U.S. Treasury Secretary Janet Yellen said Wednesday while inflation remained elevated, there were encouraging signs that supply-demand mismatches were easing in many sectors of the economy.
"Over the past two years, we have worked successfully to ease supply chain pressures, and that includes funding pop-up container yards and moving several ports to 24/7 operations," Yellen said in remarks made at an Ultium Cells LLC electric vehicle battery plant under construction near Nashville.
An employment report last week showed U.S. job growth accelerated sharply in January while the unemployment rate hit a more than 53-1/2-year low of 3.4%, pointing to a tight labor market that could be a headache for the Federal Reserve in its battle against inflation.

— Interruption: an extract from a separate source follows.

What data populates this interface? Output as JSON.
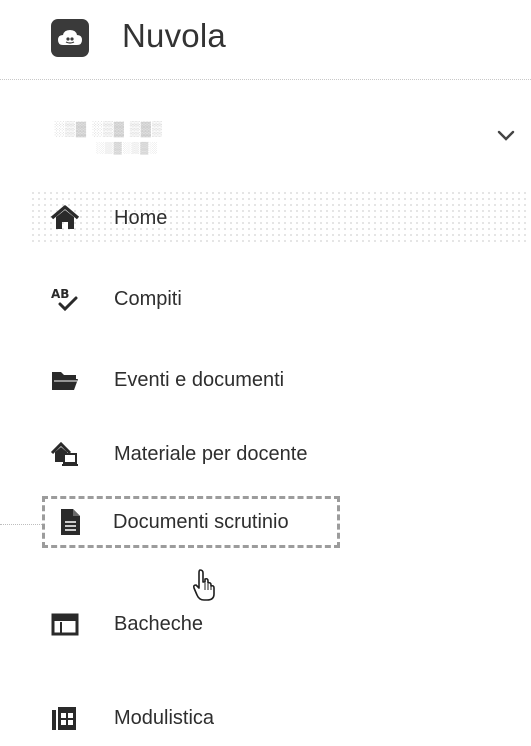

Fed officials Wednesday said more interest rate rises are in the cards as the U.S. central bank presses forward with its efforts to cool inflation, although none were ready to suggest that January's hot jobs report could push them back to a more aggressive monetary policy stance.
The Fed's decided last Wednesday to moderate the pace of what had been a historically aggressive rate hike campaign to reduce high inflation.
"It is true that interest rates have gone up and slowly, that raises the cost to the country and to the federal budget of interest on debt. So in that sense, it's a drag. Our future projections, have long assumed that interest rates would move back towards more normal levels," Yellen added Wednesday.
Some investors believe signs of strength in the labor market make a recession less likely and increase the chances of a soft landing, in which the Fed tames inflation without pushing the economy into a recession.
Inflation, based on the Fed's preferred measure, is running at more than double the target.